Adaptability of ants offers food for thought Biology: The little insects are agricultural giants, with colonies equipped to handle any food crisis, a University of Maryland biologist finds.

September 29, 1998|By Frank D. Roylance | Frank D. Roylance,SUN STAFF

Don't step on those ants. They may be little farmers, and more like us than you thought.

Scientists say more than 200 species of ants have evolved agricultural practices much like ours, using composting, fertilizers and herbicides to produce the mushroom and yeast crops they grow in dark, sponge-like subterranean galleries.

New research by University of Maryland biologist Ulrich Mueller has revealed that the ants have also survived food crises by adopting fungal crops grown by other ant species, or even by domesticating new varieties from the "wild."

"That may be the message of the ants," said Mueller. "If you want to make it through millions of years of evolution, you'd better make sure you preserve that biodiversity out there."

The work by Mueller, Stephen Rehner of the University of Puerto Rico, and Ted Shultz of the Smithsonian Institution, was reported last week in the journal Science.

A native of Germany, Mueller, 38, came to America as an undergraduate, stayed, and became an evolutionary biologist. He confessed to "an inordinate fondness for social insects," and admitted it is "sometimes hard to share that. People look at you funny."

Supported by the Smithsonian Institution, he and his colleagues spent a year and a half tramping through forests from Texas to Brazil, gathering ants and their fungal gardens and analyzing their DNA at the Smithsonian Tropical Research Institute in Panama.

"You have to have an eye for where the ants are. Then you have to know how to excavate without trashing their gardens," he said. Their collection at College Park now contains 200 colonies.

Biologists have identified 10,000 species of ants, but only 200 belong to the farming "attine" tribe, Mueller said. All of them live in the Americas. (A few beetles and Old World termites also have learned to cultivate fungi, examples of parallel evolution, he said.)

From DNA analyses, scientists believe all the attine ants evolved from a single species that probably lived in the Amazon forest more than 50 million years ago.

The attines marched into Central America when the Isthmus of Panama formed a million years ago. One species is now found as far north as New York. Mueller has found some at the Patuxent Wildlife Research Center in Maryland.

The very first attine ants -- like the first people -- probably were hunter-gatherers, as most ants still are today.

"What must have happened was the same sort of transition that humans went through independently 10,000 years ago," he said. A shortage of wild game, an increase in the population or environmental change must have created a food crisis, forcing the hungry to find new foods or perish.

People turned to grains -- early, wild varieties of wheat, rice or corn -- and found ways to grow them.

Finding a 'good substitute'

Likewise, Mueller said, "at some point it became more profitable for these ants not to hunt down prey -- maybe to evade competition with other ant species -- and to start cultivating a fungus that proved a good substitute for whatever dietary needs they had."

The favored fungi are mushrooms and yeasts that live by decomposing plant matter into sugars and proteins, on which the ants learned to subsist.
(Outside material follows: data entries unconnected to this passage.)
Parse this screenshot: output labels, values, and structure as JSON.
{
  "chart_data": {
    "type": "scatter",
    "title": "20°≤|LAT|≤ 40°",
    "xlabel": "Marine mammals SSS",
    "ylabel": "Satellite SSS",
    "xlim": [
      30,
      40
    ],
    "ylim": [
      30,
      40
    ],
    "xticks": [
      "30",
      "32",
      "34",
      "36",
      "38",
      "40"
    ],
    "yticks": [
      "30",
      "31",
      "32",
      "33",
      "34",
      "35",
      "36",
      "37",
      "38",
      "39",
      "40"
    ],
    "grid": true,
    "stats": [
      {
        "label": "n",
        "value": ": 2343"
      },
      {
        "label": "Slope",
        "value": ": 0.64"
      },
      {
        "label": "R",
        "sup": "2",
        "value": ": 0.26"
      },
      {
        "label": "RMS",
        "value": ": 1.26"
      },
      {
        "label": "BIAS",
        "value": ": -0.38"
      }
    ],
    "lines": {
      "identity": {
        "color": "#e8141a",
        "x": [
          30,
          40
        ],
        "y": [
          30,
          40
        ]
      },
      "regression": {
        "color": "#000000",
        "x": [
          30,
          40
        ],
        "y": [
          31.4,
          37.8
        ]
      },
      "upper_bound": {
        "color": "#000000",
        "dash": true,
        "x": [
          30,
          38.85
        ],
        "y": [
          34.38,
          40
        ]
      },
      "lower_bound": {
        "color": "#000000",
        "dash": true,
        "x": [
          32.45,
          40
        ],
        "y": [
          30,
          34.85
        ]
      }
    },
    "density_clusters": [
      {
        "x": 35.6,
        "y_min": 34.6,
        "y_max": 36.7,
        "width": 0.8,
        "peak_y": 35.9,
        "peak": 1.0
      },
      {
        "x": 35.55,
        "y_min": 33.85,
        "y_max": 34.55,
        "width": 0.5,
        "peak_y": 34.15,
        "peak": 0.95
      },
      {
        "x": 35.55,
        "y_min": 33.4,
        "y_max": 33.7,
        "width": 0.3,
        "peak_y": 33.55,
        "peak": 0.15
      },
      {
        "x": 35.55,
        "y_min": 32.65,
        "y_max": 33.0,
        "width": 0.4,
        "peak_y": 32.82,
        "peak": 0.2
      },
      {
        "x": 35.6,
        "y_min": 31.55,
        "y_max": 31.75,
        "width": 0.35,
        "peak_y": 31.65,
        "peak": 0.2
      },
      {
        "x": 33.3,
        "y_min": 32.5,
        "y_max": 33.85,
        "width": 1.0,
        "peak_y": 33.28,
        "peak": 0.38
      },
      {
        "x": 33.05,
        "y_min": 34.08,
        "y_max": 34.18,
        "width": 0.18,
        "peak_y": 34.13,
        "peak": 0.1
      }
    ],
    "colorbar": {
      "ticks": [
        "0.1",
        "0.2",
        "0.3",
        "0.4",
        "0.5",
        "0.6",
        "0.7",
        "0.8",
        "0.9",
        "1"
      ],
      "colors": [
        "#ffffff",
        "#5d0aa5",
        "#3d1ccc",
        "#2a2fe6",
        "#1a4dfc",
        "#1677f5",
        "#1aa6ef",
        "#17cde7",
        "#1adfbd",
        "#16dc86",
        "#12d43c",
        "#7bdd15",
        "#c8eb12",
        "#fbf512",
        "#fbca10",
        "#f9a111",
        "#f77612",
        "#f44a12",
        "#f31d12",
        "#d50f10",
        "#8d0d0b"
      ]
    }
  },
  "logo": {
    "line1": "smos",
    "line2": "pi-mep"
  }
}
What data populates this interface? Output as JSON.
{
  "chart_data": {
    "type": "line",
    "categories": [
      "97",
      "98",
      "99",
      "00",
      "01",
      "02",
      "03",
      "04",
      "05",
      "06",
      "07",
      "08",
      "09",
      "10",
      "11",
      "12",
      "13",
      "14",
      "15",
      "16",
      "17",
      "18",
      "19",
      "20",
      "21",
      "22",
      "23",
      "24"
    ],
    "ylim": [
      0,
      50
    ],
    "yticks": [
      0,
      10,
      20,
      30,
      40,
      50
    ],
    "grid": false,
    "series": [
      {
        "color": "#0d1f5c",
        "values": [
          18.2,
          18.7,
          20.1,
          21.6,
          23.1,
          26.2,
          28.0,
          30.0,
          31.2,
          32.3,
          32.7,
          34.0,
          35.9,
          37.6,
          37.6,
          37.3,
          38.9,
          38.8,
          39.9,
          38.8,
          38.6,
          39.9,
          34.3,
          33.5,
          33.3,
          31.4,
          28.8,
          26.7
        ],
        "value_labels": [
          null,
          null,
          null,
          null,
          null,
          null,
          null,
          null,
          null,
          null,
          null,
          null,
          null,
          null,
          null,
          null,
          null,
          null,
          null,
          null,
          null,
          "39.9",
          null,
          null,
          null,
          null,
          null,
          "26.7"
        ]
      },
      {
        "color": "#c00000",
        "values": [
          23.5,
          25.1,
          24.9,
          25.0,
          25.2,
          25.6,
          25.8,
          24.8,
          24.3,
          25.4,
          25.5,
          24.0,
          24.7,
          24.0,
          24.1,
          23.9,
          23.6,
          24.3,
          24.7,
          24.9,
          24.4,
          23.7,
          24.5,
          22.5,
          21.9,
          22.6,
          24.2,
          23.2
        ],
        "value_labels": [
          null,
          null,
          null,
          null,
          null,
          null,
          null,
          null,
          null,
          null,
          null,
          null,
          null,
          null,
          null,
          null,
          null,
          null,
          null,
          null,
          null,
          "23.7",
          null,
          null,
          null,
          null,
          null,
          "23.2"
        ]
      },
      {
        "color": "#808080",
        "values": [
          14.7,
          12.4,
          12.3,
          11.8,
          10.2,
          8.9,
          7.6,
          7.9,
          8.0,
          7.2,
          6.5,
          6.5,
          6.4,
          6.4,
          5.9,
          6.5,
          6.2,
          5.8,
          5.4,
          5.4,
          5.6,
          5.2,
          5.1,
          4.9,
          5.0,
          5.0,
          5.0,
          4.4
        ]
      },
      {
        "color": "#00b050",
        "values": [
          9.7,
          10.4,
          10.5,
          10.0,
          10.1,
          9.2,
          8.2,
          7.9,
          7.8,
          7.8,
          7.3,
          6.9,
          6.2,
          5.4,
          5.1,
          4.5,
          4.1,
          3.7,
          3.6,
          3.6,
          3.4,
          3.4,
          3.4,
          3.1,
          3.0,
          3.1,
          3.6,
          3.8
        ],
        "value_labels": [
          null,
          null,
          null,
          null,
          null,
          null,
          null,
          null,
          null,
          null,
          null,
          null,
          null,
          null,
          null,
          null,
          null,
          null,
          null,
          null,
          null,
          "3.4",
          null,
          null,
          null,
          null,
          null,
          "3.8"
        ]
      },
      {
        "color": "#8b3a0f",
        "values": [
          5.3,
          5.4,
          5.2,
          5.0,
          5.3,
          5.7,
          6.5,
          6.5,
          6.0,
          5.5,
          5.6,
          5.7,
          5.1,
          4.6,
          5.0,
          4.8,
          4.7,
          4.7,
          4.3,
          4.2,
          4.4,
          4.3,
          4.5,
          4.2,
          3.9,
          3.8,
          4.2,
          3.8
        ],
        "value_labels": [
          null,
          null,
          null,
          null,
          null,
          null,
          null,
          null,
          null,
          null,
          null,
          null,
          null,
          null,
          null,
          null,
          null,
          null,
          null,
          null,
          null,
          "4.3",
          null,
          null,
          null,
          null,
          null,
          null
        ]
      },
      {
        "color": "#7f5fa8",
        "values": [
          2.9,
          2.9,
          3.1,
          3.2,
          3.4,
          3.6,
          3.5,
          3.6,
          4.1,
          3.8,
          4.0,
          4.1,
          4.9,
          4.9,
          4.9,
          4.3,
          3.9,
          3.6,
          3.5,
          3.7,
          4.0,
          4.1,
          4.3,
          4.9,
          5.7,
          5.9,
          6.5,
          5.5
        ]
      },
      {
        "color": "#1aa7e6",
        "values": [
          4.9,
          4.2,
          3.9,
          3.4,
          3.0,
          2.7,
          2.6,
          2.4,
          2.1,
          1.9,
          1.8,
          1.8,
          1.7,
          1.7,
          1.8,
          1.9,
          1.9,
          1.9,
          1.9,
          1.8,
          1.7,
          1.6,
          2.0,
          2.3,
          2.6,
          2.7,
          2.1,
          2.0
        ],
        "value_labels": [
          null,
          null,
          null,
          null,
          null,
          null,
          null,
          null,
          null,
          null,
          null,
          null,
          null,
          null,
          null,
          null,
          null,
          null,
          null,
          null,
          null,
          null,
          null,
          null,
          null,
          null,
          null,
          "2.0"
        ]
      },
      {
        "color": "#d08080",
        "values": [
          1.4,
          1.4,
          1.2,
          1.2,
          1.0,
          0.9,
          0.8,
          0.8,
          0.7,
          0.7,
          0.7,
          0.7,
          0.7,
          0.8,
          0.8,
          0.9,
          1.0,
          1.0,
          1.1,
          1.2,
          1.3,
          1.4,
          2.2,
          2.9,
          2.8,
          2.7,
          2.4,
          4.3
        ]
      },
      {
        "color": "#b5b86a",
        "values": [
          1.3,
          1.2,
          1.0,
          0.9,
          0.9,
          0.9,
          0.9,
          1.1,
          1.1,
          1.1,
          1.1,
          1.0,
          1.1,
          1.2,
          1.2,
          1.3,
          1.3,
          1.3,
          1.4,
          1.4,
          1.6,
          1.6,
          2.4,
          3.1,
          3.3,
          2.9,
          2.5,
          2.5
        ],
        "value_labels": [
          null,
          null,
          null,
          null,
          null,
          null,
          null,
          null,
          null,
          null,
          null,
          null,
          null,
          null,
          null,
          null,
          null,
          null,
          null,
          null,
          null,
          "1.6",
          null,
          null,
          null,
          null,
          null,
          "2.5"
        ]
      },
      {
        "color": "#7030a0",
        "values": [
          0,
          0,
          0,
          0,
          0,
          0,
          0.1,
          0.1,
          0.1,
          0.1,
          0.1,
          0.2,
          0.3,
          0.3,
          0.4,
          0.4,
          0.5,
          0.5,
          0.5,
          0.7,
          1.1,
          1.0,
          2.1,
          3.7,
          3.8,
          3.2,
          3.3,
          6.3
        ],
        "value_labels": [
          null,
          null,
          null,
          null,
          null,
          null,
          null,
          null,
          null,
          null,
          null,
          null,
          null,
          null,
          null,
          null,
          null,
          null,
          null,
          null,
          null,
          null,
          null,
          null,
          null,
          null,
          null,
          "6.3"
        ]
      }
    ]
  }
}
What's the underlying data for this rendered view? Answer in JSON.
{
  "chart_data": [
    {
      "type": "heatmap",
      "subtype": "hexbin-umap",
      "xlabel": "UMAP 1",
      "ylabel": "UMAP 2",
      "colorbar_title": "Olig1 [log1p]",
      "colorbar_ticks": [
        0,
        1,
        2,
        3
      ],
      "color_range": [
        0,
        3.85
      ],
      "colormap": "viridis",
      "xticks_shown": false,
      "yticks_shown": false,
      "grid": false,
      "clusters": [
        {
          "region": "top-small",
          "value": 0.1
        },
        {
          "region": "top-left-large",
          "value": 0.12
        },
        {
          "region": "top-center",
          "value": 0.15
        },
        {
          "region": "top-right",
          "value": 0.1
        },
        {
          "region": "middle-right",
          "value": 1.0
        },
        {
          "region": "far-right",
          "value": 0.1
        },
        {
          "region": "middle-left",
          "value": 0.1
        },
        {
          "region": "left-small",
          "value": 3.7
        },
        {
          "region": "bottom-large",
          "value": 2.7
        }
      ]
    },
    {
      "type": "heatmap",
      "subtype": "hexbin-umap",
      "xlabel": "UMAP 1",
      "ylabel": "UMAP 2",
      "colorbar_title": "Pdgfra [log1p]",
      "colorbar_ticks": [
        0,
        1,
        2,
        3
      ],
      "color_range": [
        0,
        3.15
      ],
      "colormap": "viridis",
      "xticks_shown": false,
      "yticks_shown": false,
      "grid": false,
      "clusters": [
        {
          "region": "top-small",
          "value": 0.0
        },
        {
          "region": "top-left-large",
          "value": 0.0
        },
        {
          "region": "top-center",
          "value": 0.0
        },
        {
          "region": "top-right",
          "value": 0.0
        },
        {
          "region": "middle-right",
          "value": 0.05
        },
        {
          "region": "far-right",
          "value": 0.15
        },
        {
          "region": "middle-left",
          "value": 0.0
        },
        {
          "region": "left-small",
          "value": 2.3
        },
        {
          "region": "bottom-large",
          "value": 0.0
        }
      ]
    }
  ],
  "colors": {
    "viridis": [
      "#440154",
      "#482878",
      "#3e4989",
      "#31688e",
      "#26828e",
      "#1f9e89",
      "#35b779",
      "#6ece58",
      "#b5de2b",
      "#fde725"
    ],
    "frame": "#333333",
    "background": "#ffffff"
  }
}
Today, they can't survive without them.

Mueller said the first crop may have been a wild soil fungus the ants already ate as part of a varied diet. Or, they may have routinely nibbled it to keep its underground fibers out of their nests. From there, it would have been a short step to consuming it as food.

"Once you have some digestive capability to take advantage of fungi, you just have to learn cultivative skills," Mueller said.

The ants learned well. Today, they create a sort of potting soil from plant litter gathered from the forest floor. They compost it and form it into three-dimensional, sponge-like garden beds. A few species -- the famous leaf-cutter ants -- carve up 20 percent of the foliage in tropical forests every year to build their gardens.

Composting allows any toxic compounds to degrade. Any fungicidal waxes on the leaves are licked off. The ants manure the mix with their own feces, and they excrete fungicides that suppress the growth of unwanted fungi.

New queens carry fungi like seed packets from their parents' nests, and plant them in the walls and floors of their new beds. There they reproduce.

Gazing back 50 million years

For a century, Mueller said, scientists assumed that fungus cultivation was a "freak accident 50 million years ago," in which one species of ants domesticated one fungus and passed that single crop species down. "We proved that's not true," he said.

The study found the seven most primitive families of attine ants grow 57 fungal varieties, or "cultivars." DNA analyses of all 57 showed they are descended from fungi domesticated in at least five separate events. Two of the crop fungi are genetically indistinguishable from wild varieties, persuading Mueller that they represent very recent domestications.